Lange’s music, too, is a favorite of mine: rich, spectrum-tickling ear candy. Say what you will about Deadmau5; this is his circle at its best, and Lange represents the exceptional level of production quality North America can reach. Joining Zimmerman’s Mau5trap label, Lange’s acrobatic technical skills positively glow in the record.

The compilation might not be what you’d expect for a record of modular-made music.
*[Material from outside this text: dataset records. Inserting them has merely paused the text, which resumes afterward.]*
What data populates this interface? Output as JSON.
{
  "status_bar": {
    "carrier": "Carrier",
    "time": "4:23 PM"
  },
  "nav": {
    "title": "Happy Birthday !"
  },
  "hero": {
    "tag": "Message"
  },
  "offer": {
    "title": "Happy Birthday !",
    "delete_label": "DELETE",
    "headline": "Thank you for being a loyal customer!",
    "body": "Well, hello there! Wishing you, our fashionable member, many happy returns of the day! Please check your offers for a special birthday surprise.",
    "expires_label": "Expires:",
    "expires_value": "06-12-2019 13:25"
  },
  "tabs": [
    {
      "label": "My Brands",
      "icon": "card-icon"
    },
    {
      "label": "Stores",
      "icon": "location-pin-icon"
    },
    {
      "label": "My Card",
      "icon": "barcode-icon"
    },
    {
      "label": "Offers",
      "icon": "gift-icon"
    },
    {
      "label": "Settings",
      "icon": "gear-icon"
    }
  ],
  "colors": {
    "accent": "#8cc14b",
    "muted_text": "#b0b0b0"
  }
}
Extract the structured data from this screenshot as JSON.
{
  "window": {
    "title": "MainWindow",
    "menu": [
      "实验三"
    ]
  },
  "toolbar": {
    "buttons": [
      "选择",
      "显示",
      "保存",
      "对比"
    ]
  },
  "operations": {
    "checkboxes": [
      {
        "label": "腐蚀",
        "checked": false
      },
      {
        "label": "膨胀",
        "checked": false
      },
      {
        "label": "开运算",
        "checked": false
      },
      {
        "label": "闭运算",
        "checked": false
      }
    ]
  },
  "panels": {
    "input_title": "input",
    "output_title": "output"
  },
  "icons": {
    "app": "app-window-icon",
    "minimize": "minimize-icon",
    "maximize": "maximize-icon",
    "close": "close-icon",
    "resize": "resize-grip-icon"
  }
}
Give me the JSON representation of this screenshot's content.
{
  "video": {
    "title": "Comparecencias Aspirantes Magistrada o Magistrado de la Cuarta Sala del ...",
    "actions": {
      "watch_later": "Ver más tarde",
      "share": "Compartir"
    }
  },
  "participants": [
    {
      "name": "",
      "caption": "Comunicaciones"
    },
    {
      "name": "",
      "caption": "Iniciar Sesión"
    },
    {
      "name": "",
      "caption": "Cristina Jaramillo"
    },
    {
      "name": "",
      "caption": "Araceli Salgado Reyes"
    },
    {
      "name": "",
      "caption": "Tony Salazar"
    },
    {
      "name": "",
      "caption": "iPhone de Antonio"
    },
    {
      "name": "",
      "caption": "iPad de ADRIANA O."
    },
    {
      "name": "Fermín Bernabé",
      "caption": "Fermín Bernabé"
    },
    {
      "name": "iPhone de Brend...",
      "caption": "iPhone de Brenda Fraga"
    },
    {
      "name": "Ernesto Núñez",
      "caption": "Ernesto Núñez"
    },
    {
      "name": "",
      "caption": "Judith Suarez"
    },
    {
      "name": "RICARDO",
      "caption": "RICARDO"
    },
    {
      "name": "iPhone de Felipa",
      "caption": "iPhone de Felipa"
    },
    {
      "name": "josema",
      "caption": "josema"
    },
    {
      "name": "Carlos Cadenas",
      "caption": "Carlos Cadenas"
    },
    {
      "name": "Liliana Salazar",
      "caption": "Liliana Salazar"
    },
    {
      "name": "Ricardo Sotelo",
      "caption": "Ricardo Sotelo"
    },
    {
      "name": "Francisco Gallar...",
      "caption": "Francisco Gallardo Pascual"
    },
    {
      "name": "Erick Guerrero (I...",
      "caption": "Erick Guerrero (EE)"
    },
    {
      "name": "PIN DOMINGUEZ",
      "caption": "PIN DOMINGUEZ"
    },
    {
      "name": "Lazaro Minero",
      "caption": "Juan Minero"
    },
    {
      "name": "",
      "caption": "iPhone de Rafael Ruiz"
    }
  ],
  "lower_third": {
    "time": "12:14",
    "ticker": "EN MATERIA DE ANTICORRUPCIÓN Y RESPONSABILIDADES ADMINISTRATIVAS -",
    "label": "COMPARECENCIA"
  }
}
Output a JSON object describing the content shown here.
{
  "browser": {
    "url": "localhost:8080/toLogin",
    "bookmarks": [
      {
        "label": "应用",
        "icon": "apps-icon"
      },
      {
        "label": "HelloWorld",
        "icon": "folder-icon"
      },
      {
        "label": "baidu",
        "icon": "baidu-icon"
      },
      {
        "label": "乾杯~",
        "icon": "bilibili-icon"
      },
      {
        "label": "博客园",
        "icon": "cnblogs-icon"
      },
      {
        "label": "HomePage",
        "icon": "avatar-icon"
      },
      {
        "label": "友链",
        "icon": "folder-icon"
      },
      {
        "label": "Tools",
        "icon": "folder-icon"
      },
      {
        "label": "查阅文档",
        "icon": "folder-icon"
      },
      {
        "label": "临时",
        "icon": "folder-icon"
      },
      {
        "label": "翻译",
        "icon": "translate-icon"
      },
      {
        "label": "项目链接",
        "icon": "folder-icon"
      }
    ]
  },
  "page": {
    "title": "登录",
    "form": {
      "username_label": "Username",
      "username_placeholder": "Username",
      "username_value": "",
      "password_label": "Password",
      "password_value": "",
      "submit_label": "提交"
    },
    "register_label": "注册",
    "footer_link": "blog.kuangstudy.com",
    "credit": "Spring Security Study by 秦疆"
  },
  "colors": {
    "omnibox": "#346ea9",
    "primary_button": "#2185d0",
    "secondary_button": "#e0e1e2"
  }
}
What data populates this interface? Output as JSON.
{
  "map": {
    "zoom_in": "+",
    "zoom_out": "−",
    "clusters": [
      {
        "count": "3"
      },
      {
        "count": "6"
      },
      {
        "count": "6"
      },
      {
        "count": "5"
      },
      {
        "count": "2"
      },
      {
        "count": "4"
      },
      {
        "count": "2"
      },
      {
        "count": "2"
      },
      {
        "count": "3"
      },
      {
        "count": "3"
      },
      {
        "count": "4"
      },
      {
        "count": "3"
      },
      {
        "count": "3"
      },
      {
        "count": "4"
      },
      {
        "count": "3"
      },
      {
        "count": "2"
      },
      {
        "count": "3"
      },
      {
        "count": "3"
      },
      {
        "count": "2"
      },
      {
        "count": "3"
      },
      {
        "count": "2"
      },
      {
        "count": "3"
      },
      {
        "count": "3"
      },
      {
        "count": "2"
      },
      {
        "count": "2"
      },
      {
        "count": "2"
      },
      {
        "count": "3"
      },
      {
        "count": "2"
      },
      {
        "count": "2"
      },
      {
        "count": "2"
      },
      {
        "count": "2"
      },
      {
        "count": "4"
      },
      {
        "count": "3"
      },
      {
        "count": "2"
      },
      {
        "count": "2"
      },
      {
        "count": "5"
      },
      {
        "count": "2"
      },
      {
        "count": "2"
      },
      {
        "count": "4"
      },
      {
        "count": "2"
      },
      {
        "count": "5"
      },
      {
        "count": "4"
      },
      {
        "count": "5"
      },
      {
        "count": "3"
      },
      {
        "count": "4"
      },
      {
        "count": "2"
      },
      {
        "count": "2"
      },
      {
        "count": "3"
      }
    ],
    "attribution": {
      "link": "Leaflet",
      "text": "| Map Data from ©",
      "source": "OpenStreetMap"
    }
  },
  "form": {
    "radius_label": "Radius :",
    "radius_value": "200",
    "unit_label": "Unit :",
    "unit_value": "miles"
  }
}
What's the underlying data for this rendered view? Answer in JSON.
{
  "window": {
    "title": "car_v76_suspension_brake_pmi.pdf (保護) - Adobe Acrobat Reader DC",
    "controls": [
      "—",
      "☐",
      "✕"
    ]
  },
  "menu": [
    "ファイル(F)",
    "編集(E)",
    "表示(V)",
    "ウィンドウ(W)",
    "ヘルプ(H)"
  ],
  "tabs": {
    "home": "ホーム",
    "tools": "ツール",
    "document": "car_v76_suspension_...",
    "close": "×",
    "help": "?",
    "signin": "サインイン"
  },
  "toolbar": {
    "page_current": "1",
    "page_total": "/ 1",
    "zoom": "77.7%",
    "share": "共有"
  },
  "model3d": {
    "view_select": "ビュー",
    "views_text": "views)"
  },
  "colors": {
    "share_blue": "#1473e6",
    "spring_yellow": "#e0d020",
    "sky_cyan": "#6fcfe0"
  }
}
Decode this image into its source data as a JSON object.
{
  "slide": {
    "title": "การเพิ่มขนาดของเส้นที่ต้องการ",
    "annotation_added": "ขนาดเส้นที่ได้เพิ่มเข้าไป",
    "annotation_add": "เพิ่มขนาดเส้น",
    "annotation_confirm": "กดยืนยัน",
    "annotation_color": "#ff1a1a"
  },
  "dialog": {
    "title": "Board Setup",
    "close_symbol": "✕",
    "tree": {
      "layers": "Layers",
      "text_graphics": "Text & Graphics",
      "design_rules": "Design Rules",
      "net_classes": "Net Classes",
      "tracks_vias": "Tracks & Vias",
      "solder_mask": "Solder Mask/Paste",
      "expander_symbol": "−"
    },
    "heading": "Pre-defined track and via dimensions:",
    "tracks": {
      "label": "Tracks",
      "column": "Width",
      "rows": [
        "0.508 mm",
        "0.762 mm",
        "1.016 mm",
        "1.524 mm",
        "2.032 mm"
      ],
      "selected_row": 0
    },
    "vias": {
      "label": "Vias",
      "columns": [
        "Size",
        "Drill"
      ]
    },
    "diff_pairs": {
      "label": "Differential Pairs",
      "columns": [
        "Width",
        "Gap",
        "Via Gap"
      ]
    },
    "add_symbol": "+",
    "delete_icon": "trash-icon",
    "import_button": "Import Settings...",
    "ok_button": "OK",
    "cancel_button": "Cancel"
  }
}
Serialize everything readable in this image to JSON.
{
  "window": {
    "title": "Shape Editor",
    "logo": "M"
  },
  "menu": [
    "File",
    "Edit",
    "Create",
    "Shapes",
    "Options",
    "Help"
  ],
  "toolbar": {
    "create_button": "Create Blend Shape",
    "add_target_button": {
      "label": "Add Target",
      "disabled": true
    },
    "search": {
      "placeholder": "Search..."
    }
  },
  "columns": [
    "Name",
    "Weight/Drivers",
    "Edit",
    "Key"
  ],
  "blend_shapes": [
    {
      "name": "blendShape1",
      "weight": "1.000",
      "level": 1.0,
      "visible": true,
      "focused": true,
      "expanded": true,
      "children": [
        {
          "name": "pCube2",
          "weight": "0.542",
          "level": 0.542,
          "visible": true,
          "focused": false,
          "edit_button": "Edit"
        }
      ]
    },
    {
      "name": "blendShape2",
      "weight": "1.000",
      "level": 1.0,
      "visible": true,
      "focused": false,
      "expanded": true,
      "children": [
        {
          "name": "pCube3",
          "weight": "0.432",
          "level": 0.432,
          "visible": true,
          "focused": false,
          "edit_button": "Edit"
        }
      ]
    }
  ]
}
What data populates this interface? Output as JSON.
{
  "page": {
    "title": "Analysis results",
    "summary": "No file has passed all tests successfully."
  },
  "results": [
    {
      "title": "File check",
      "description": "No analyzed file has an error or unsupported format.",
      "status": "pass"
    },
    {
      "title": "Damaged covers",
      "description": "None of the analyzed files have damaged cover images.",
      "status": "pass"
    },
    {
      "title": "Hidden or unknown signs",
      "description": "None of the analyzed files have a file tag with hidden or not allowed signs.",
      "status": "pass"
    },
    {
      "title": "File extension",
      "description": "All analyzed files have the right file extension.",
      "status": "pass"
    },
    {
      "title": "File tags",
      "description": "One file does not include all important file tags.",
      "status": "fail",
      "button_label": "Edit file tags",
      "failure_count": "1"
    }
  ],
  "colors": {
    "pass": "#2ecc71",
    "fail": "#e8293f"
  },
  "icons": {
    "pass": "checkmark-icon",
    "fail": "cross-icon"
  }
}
Tiptop Audio Records is the label outgrowth of Tiptop Audio, the modular synthesizer manufacturer started by Gur Milstein in Hollywood California, part of the new wave bumper crop of Eurorack that renaissance has brought.

But what you don’t get, despite the synth nerd provenance, is a bunch of people noodling aimlessly on modulars (not that there’s anything wrong with that).

TTAR VA0002 Artwork Full

Instead, you’re treated to a sampler in technical skill, carefully composed in intricate rhythms and thoughtful song structure. It’s something both likely to appeal to lovers of sound design and musical imagination, with a fair balance of club grooves in the mix. This is not the usual parade of compressor-smashed 909s and ever-more-distorted industrial goth music (again, not that there’s anything wrong with that). It’s a buffet of pristine, precise electronic creation. That’s probably a good thing: these compilations are to the modern splurge-spending modular buyer what audiophile records were to home stereo buyers.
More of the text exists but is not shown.